Colonial Players sees life in 360 degrees and as we roll through our season, we take pleasure in presenting the variety it offers:

In the fall, we visit a monastery of 12th century French monks hilariously digging up a remedy for their poverty, and finding the Incorruptible in a miracle of mistaken identity. We move next to an attic in England in the penumbra of the Second World War, where mothers and daughters seek each other’s understanding in the wrenching circumstances of Kindertransport. After Christmas, we’re off to wisteria-filled Italy, fleeing rainy, gray England in 1920 during Enchanted April. In the late winter, we join a troupe of colorful actors in the throes of romantic turmoils as complicated as the Shakespearean characters they play on stage, musically portrayed as only Cole Porter could do it in Kiss Me Kate. Finally in the spring, we come home to America, but in the 1930s, at the time of the kidnapping of the Lindberg baby, as we witness the trial of Hauptmann.

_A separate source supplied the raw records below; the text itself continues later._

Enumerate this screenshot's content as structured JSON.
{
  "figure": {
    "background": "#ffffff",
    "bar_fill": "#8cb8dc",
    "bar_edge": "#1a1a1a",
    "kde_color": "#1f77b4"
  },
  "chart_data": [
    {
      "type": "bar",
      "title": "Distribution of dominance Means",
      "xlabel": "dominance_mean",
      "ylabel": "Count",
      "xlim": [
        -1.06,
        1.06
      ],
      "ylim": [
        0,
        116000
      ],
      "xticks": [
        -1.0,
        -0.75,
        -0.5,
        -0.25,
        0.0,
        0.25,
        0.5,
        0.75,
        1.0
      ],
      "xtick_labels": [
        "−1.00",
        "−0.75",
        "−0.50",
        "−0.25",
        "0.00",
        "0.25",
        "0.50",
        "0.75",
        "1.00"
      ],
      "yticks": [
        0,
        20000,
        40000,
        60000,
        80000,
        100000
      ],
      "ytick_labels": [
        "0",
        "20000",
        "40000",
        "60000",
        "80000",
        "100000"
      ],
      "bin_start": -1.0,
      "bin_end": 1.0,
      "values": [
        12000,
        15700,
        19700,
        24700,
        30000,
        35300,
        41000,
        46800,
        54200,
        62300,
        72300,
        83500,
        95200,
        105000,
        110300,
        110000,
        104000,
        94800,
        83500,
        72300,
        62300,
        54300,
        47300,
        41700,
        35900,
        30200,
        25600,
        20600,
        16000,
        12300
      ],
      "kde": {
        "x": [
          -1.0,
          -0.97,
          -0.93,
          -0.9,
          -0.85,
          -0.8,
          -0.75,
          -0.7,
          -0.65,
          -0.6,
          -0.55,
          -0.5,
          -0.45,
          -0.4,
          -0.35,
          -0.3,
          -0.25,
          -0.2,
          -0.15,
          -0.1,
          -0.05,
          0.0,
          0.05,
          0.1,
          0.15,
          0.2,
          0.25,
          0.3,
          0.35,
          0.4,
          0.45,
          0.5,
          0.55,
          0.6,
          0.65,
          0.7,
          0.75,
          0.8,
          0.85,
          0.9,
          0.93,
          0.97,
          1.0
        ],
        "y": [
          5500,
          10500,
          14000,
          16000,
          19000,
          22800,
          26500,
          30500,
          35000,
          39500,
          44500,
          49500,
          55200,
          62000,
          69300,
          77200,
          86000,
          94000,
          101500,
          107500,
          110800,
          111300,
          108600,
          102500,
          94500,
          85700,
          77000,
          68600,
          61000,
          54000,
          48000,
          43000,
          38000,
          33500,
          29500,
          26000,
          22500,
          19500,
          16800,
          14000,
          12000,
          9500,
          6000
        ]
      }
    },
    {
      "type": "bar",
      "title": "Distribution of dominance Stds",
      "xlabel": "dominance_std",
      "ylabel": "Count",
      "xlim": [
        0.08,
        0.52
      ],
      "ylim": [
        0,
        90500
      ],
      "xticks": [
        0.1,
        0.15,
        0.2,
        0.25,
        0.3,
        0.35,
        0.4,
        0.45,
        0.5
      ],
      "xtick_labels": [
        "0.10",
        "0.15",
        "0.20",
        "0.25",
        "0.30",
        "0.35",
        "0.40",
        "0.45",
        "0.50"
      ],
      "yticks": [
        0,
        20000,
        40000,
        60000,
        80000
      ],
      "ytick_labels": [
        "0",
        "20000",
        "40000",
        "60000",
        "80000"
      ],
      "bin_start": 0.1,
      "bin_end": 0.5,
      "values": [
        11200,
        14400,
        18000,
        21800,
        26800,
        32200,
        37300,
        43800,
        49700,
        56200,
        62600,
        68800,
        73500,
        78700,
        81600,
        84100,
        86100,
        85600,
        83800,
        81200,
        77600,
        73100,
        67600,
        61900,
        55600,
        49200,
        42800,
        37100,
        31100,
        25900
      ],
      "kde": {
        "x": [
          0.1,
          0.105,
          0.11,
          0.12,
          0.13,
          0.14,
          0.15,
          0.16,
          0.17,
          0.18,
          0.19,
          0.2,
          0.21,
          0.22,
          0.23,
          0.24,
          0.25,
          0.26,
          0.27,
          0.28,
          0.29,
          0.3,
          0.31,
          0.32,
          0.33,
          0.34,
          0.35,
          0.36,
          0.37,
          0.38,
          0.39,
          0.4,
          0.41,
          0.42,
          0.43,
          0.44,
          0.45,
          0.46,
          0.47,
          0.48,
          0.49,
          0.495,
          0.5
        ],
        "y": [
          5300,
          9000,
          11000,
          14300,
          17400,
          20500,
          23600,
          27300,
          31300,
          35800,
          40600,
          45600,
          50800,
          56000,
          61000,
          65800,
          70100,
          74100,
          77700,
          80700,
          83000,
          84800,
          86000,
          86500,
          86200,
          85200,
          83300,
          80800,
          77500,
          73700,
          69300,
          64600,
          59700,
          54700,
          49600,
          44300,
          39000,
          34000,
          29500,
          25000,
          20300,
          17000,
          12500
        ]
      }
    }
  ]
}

 Humor and history, charm and heartbreak, romance and music: come enjoy a season of spice and variety in 360 degrees!

Please note: Scroll down to read entire page. All shows are subject to rights availability.

Incorruptible
Written by Michael Hollinger
Directed by Tom Newbrough
 
Comedy - Production dates August 31 - September 29,  2007

It is the Dark Ages in France, and the monks of Priseaux are in trouble – their saint is no longer performing miracles, so their main source of income has dried up. On the brink of financial ruin, they suddenly get an idea – a perfectly wonderful, awful idea. Throw in some mistaken identities, the imminent arrival of the Pope, and a number of mysterious burlap sacks, and this farcical romp shows that there can be hell to pay when digging for the Truth. This wickedly funny comedy trumps disaster with a miracle of a love story.


Kindertransport
 Written by Diane Samuels
Directed by Terry Averill

Drama - Production dates October 19 - November 17, 2007

This moving story explores identity and mother-daughter relationships through the eyes of a German Jewish girl sent to England before the borders were closed and the Holocaust began. Evelyn embraced her new country and new family, even rejecting her German mother when they were reunited after the war.  Years later, she must face the choices she made, when her own grown daughter discovers her history. Beautifully written with compassion and insight, this play reveals the complicated sources of self and connectedness that underlie all family relationships.

A Christmas Carol
 Play and Lyrics by Richard Wade
Music by
Dick Gessner

Directed by Pat Browning
Musical - Production dates December, 2007
Tickets go on sale November 17, 2007

 

Our traditional Christmas offering. Dickens' classic tale of Ebenezer Scrooge and his encounter with the Ghosts of Christmas Past, Present, and Future.

Enchanted April
 Written by Matthew Barber
From the novel by Elizabeth von Arnim
Directed by Mary Fawcett Watko

Comedy - Production dates January 11 - February 9, 2008

This charming comedy will be just the lift your winter needs! When two proper housewives recruit two very different English women to share a villa in Italy far away from war-weary and perpetually rainy London in 1922, they embark on a month in idyllic sun-drenched, wisteria-filled surroundings and rediscover laughter, learn new truths about themselves and find just the romance they need – although perhaps not the romance, we – or they – expect to find.

Kiss Me Kate
Book by Samuel and Bella Spewack
Music and Lyrics by
Cole Porter
Directed by
Beverly Hill van Joolen

Musical - Production dates February 29 - March 16 and March 27 - April 5, 2008 (note - there will be no performances Easter Weekend)

 Vibrant young actors and dancers in a troupe touring Shakespeare’s The Taming of the Shrew have backstage dramas that echo the explosive story of Petruchio and his reluctant Kate. Colorful both visually and verbally, Kiss Me Kate is loaded with the wonderful music and spicy lyrics of the inimitable Cole Porter: Wunderbar, Brush Up Your Shakespeare, Always True to you Darling in My Fashion, and So In Love to name just a few.
 

Hauptmann
Written by John Logan
Directed by Beth Terranova
 

Drama - Production dates April 25 - May 24, 2008


In 1936, Richard Hauptmann was convicted for the kidnapping of Charles Lindbergh Jr., but in this tour-de-force retelling of his life and trial, reasonable doubt enters in. Interestingly staged, with six actors playing many different roles, this play allows us to return to an earlier America when suspicion of foreigners often colored judgment and the culture needed heroes. In these days of fear and the Patriot Act, we can find much in exploring Hauptmann's story that is thought provoking and relevant to our times.